Dans les différents exposés de la C.G.T., nous lisons souvent qu'il s'agit de rénovation de l'économie nationale, parfois opposée à la « réorganisation économique et sociale », mais parfois aussi identifiée à celle‑ci.

Camarades, il est bien difficile de dire aux ouvriers, aux paysans : « Nous voulons la rénovation de l'économie nationale », alors que tout le monde se sert maintenant de la même expression : les jeunesses patriotes, les démocrates populaires, le Front paysan [2], parfois même les radicaux, mais surtout M. Flandin, proclament et promettent tous la rénovation et même la réorganisation de l'économie nationale. Il faut que notre Plan se distingue de ceux de l'ennemi de classe par la définition précise de son but. Toutes les rénovations et réorganisations dont je viens de parler veulent rester sur la base capitaliste, c'est‑à‑dire sauvegarder la propriété privée des moyens de production. Et le plan de la C.G.T. ? S'agit‑il de rénover l'économie capitaliste ou de la remplacer par une autre ? J'avoue ne pas avoir trouvé une réponse exacte à cette question. Parfois nous lisons dans les mêmes exposés qu'il s'agit non pas d'une transformation du régime actuel, mais seulement de mesures d'urgence pour pallier la crise. Cependant, nous trouvons aussi cette affirmation que les mesures d'urgence doivent ouvrir la voie à des transformations plus profondes.

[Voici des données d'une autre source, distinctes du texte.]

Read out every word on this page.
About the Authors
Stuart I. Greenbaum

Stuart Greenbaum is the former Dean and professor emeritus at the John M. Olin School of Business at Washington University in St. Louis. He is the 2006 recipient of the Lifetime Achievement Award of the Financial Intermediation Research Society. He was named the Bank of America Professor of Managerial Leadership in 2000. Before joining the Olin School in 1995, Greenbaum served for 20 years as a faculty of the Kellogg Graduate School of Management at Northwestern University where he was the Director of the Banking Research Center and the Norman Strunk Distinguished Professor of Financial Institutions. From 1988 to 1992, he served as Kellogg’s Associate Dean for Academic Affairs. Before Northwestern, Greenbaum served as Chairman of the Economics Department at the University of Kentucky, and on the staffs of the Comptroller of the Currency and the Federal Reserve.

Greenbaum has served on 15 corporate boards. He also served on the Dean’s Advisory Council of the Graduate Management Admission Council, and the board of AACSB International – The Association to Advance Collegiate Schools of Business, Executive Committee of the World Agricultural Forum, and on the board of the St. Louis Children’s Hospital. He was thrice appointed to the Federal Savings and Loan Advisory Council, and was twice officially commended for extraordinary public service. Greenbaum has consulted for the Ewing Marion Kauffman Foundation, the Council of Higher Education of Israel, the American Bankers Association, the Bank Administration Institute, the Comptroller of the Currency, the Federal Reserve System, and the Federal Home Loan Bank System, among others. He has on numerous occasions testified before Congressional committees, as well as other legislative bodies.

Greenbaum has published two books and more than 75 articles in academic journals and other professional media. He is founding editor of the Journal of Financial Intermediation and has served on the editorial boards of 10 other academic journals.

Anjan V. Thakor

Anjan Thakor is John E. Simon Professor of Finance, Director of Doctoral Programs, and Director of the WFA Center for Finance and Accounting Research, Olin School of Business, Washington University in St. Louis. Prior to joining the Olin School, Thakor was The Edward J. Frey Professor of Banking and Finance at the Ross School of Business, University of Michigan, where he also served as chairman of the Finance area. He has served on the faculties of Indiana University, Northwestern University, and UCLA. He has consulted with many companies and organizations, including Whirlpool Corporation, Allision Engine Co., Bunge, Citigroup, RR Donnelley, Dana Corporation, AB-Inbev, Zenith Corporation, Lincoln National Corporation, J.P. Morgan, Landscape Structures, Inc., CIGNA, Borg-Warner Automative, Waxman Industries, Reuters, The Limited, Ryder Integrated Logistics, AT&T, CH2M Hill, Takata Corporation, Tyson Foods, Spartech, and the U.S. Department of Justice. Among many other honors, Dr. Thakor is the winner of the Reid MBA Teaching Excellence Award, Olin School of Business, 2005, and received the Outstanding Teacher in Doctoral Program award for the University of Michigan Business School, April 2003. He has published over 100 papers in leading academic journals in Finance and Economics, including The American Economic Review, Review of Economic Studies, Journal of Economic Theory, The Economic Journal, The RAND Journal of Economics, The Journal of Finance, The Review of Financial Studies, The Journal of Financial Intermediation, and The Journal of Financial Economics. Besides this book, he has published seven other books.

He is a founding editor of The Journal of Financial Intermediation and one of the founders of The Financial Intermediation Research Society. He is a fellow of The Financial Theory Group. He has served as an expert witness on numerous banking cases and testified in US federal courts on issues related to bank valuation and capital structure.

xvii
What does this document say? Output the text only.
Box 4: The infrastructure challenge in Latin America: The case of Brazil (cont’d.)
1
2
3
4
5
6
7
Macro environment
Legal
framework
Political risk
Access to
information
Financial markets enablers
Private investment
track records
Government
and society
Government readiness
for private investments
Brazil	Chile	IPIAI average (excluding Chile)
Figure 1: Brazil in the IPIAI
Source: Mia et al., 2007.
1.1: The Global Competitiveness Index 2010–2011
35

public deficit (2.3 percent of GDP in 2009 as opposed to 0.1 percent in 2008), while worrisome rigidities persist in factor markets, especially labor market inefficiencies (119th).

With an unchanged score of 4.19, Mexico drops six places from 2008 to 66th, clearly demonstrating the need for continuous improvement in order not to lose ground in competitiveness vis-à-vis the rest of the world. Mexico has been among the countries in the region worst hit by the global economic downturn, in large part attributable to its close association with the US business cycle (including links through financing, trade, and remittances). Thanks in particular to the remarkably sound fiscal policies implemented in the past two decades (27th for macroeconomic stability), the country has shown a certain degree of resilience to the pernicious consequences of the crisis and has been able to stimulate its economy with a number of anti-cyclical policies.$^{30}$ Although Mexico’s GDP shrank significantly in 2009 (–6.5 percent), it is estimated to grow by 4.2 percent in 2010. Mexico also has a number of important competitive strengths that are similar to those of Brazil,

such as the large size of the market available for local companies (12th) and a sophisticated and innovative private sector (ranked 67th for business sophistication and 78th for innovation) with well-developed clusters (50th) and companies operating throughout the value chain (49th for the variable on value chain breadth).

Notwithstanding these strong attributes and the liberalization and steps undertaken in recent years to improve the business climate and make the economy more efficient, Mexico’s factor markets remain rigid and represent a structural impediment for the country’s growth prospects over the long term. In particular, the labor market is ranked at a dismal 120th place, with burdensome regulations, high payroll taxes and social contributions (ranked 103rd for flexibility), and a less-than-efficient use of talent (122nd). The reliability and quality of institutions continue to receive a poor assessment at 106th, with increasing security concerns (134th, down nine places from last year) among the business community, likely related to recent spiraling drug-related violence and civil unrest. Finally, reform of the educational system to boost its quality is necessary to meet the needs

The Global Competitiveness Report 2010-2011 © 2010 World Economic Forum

Peut‑être que tout cela est juste, mais on ne trouve jamais la définition exacte du régime auquel on veut aboutir. De quel ordre doivent être les transformations dites profondes ? S'agit‑il seulement ‑ je ne parle qu'hypothétiquement ‑ de transformer une partie du capitalisme privé en capitalisme d'État ? Ou bien vouIons‑nous remplacer le capitalisme tout entier par un autre régime social ? Lequel ? Quel est notre but final ? C'est étonnant, camarades, mais tous les exposés et même les « notes à l'usage des propagandistes » n'en disent absolument rien. Voulons‑nous remplacer le capitalisme par le socialisme, par le communisme ou par l'anarchie proudhonienne ? Ou bien voulons‑nous tout simplement rajeunir le capitalisme en le réformant et en le modernisant ? Quand je veux me déplacer pour une ou deux stations seulement, je dois savoir où va le train. Même pour des mesures d'urgence, nous avons besoin d'une orientation générale. Quel est l'idéal social de la C.G.T. ? Est‑ce le socialisme ? Oui ou non ? Il faut qu'on nous le dise, sinon, comme propagandistes, nous restons tout à fait désarmés devant la masse.

L'anarchie du socialisme.

Les difficultés ne font que s'aggraver par le fait que nous ne connaissons la doctrine de la C.G.T. et son programme que partiellement et que les « notes à l'usage des propagandistes » ne nous indiquent pas la littérature qui pourrait nous renseigner. La seule autorité doctrinale citée par les exposés de la C.G.T., c'est Proudhon, le théoricien de l'anarchie. C'est lui qui a dit que l' « atelier doit remplacer le gouvernement ». Aspirons‑nous, nous aussi, à l'anarchie ? Voulons‑nous remplacer l'anarchie capitaliste par l'anarchie toute pure ? Il semble que non, puisque le Plan parle de nationalisation des industries‑clés. Nationalisation signifie pratiquement étatisation. Or, si nous avons recours à l'État pour centraliser et diriger l'économie, comment pouvons‑nous invoquer Proudhon qui réclamait de l’État une seule chose : qu'il lui fiche la paix ! Et vraiment l'industrie moderne, les trusts, les cartels, les consortiums, les banques, tout cela dépasse totalement la vision proudhonienne des échanges équitables entre des producteurs indépendants. Pourquoi donc invoquer Proudhon ? Cela ne peut qu'aggraver le désarroi.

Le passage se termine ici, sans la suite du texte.